Levy and Thompson were third in their respective high school and middle school categories, with $200 scholarship prizes.

The runners-up were: Destiny Boyd, 12th grade, Harford Technical High School; Folashewa Olaniyi, 10th grade, Edgewood High School; Shivani Pandya, 10th grade, Edgewood High School; Solika Phann, 10th grade, Edgewood High School; Jiarui Alice Xie, 7th grade, Patterson Mill Middle School. Each runner-up won $100.

Oratory judges were Barbara Payne, Alpha Kappa Alpha Sorority Inc., Xi Delta Omega Chapter; Jessica Cleaver, coordinator, Harford County Cultural Arts Board; and Warline Bryant, president of the board of directors for the CHOSEN Community Development Corp. Students were mentored by author Peter Byrd.

“We are extremely proud and pleased that this oratorical competition allows us to celebrate and honor the men and women who advocated for better educational opportunities for African American students,” Cole said in a statement. “These men and women knew that the best way to improve social issues and economic barriers is through education. This contest symbolizes their spirit of optimism for a better tomorrow.”
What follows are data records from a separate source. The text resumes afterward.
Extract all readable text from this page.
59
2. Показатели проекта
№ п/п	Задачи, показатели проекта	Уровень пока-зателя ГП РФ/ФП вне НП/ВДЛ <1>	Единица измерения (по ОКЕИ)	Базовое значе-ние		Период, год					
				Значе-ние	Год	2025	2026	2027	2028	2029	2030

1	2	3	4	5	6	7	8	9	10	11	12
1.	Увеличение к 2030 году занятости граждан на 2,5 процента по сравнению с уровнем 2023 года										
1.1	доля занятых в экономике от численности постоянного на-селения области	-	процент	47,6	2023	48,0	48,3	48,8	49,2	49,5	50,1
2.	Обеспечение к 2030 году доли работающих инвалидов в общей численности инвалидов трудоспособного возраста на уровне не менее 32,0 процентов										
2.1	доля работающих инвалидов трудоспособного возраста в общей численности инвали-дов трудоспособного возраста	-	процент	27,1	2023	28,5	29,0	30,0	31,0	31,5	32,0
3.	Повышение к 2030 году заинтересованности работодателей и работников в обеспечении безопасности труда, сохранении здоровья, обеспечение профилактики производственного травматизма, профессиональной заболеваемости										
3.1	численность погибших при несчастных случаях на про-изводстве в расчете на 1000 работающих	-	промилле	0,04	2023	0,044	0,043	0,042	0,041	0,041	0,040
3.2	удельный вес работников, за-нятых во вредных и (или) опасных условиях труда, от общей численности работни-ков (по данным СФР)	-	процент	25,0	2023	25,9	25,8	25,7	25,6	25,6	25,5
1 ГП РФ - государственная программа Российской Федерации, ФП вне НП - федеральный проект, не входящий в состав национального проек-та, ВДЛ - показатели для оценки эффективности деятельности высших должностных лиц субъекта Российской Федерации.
On the program book was a photo of the Havre de Grace Colored School’s Class of 1949, in which Cole’s late father, Bernard J. Cole, was a graduate.

In addition to the speeches, the program included musical selections by The Young Chosen and pianist Kain Felix-Marinero, a 7th grade student at Aberdeen Middle School. A reception followed the program at the Havre de Grace Colored School Museum and Cultural Center.